L’accord récent signé avec le gouvernement de Kaboul prévoit uniquement les retours volontaires en Afghanistan. Afin d’encourager cette démarche, le gouvernement australien a proposé une enveloppe de 2000 dollars australiens ($A) soit 1200 euros par personne et 10 000 $A (5900 euros) par famille. Par ailleurs, l’Australie a versé près d’un million de dollars (600 000 euros) pour la réhabilitation d’un bâtiment à Kaboul, en vue d’accueillir temporairement les volontaires au rapatriement. Actuellement, seulement une douzaine de personnes a souhaité obtenir plus d’informations sur cette procédure et le gouvernement de Philip Ruddock entend maintenant passer à la vitesse supérieure.
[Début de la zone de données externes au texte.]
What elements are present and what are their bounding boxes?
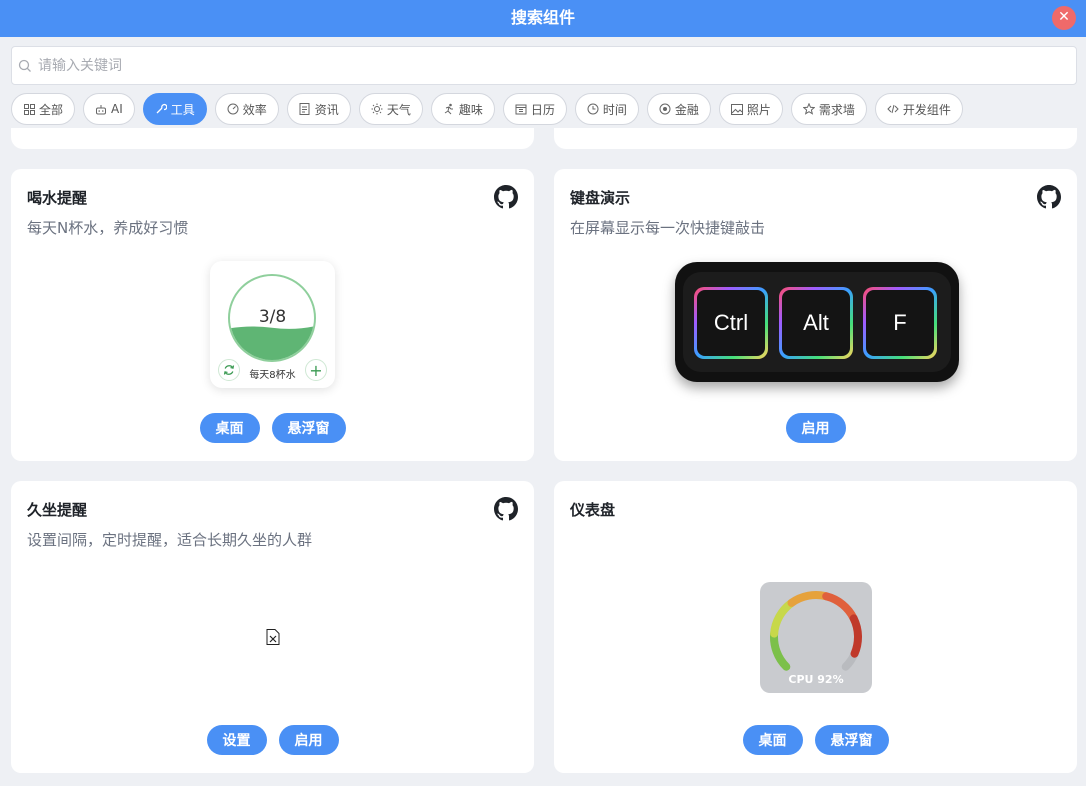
key-f: F [863,287,937,359]
search-input[interactable] [38,47,1068,84]
search-icon [18,59,31,72]
card-actions: 设置 启用 [11,725,534,755]
tab-label: 工具 [170,102,195,117]
gauge-segment [787,591,831,607]
tab-weather[interactable]: 天气 [358,93,423,125]
tab-label: 金融 [674,102,699,117]
card-actions: 桌面 悬浮窗 [554,725,1077,755]
tab-label: 趣味 [458,102,483,117]
wrench-icon [155,103,167,115]
tab-efficiency[interactable]: 效率 [214,93,279,125]
title-bar: 搜索组件 ✕ [0,0,1086,37]
key-label: F [866,290,934,356]
desktop-button[interactable]: 桌面 [742,725,803,755]
card-stub-left [11,128,534,149]
floating-window-button[interactable]: 悬浮窗 [271,413,346,443]
tab-wishlist[interactable]: 需求墙 [790,93,867,125]
water-widget-preview: 3/8 + 每天8杯水 [210,261,335,388]
broken-image-icon [266,629,280,645]
github-icon[interactable] [494,185,518,209]
widget-card-dashboard: 仪表盘 CPU 92% 桌面 悬浮窗 [554,481,1077,773]
tab-label: 全部 [39,102,64,117]
enable-button[interactable]: 启用 [278,725,339,755]
code-icon [887,103,899,115]
sun-icon [371,103,383,115]
water-fill [230,325,314,360]
github-icon[interactable] [1037,185,1061,209]
enable-button[interactable]: 启用 [785,413,846,443]
widget-card-sitting: 久坐提醒 设置间隔，定时提醒，适合长期久坐的人群 设置 启用 [11,481,534,773]
tab-label: 天气 [386,102,411,117]
keyboard-preview: Ctrl Alt F [675,262,959,382]
tab-news[interactable]: 资讯 [286,93,351,125]
card-description: 设置间隔，定时提醒，适合长期久坐的人群 [27,531,313,549]
tab-fun[interactable]: 趣味 [430,93,495,125]
run-icon [443,103,455,115]
coin-icon [659,103,671,115]
card-title: 久坐提醒 [27,501,88,519]
robot-icon [95,103,107,115]
tab-dev-widgets[interactable]: 开发组件 [874,93,963,125]
tab-ai[interactable]: AI [83,93,135,125]
tab-all[interactable]: 全部 [11,93,76,125]
card-description: 每天N杯水，养成好习惯 [27,219,189,237]
gauge-segment [849,614,862,658]
search-box [11,46,1077,85]
tab-finance[interactable]: 金融 [646,93,711,125]
clock-icon [587,103,599,115]
card-title: 喝水提醒 [27,189,88,207]
key-ctrl: Ctrl [694,287,768,359]
close-icon: ✕ [1058,9,1070,25]
category-tabs: 全部 AI 工具 效率 资讯 天气 趣味 日历 时间 金融 照片 需求墙 开发组… [11,93,963,125]
key-label: Alt [782,290,850,356]
news-icon [299,103,311,115]
key-alt: Alt [779,287,853,359]
card-title: 仪表盘 [570,501,616,519]
grid-icon [23,103,35,115]
tab-label: 需求墙 [818,102,855,117]
widget-card-keyboard: 键盘演示 在屏幕显示每一次快捷键敲击 Ctrl Alt F 启用 [554,169,1077,461]
tab-label: 效率 [242,102,267,117]
tab-label: 开发组件 [902,102,951,117]
tab-label: 日历 [530,102,555,117]
water-goal-label: 每天8杯水 [249,370,296,381]
floating-window-button[interactable]: 悬浮窗 [814,725,889,755]
tab-calendar[interactable]: 日历 [502,93,567,125]
star-icon [802,103,815,115]
tab-tools[interactable]: 工具 [142,93,207,125]
tab-label: 资讯 [314,102,339,117]
tab-time[interactable]: 时间 [574,93,639,125]
key-label: Ctrl [697,290,765,356]
keyboard-body: Ctrl Alt F [683,272,951,372]
card-stub-right [554,128,1077,149]
image-icon [730,103,743,115]
close-button[interactable]: ✕ [1052,6,1076,30]
widget-card-water: 喝水提醒 每天N杯水，养成好习惯 3/8 + 每天8杯水 桌面 悬浮窗 [11,169,534,461]
card-actions: 启用 [554,413,1077,443]
github-icon[interactable] [494,497,518,521]
tab-label: 时间 [602,102,627,117]
settings-button[interactable]: 设置 [206,725,267,755]
tab-label: AI [111,102,123,116]
card-actions: 桌面 悬浮窗 [11,413,534,443]
card-title: 键盘演示 [570,189,631,207]
gauge-icon [227,103,239,115]
tab-photos[interactable]: 照片 [718,93,783,125]
desktop-button[interactable]: 桌面 [199,413,260,443]
tab-label: 照片 [746,102,771,117]
calendar-icon [515,103,527,115]
gauge-segment [770,629,791,671]
cup-count: 3/8 [258,307,287,327]
window-title: 搜索组件 [510,8,575,27]
cpu-usage-label: CPU 92% [788,673,844,686]
card-description: 在屏幕显示每一次快捷键敲击 [570,219,766,237]
dashboard-widget-preview: CPU 92% [760,582,872,693]
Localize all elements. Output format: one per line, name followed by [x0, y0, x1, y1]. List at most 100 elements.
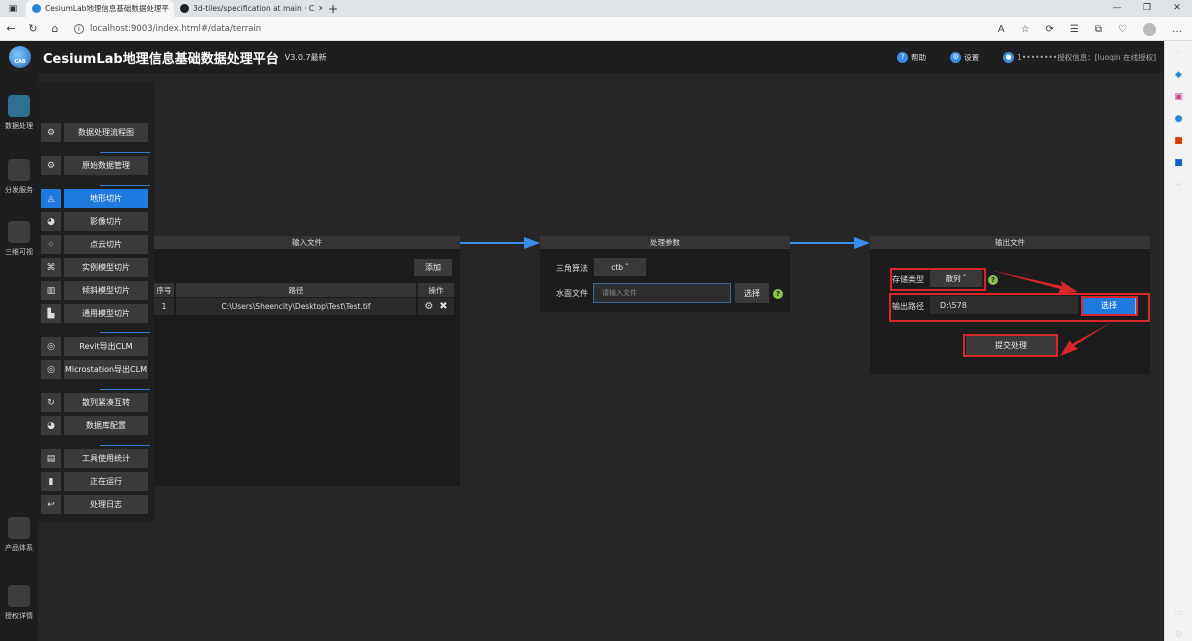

Pendant que les négociations avec les autorités de Kaboul se poursuivent, le département australien de l’immigration fait pression auprès des demandeurs d’asile en leur adressant des factures pour leur séjour en détention. Les sommes peuvent atteindre jusqu’à 200 000 $A (120.000 euros). En effet, un article du Code d’Immigration de 1958 peut obliger les détenus à payer un dédommagement au gouvernement fédéral pour couvrir les frais de leur détention. La tarification des «frais de séjour» varie de 60 à 191 $A (entre 36 et 114 euros) par jour, selon les centres de détention. Certains étant détenus depuis plus de 5 ans, des sommes considérables leur sont réclamées. Plusieurs avocats, qui travaillent pour les réfugiés se sont engagés dans la lutte pour contrer cet article. Il faut savoir qu’en 2001, le coût de la gestion des demandes d’asile s’est élevé à plus de 100 millions de $A (soit 60 millions d’euros) pour les contribuables australiens. C’est, désormais, un bras de fer humain, financier et médiatique qui se joue dans les centres de détention australiens.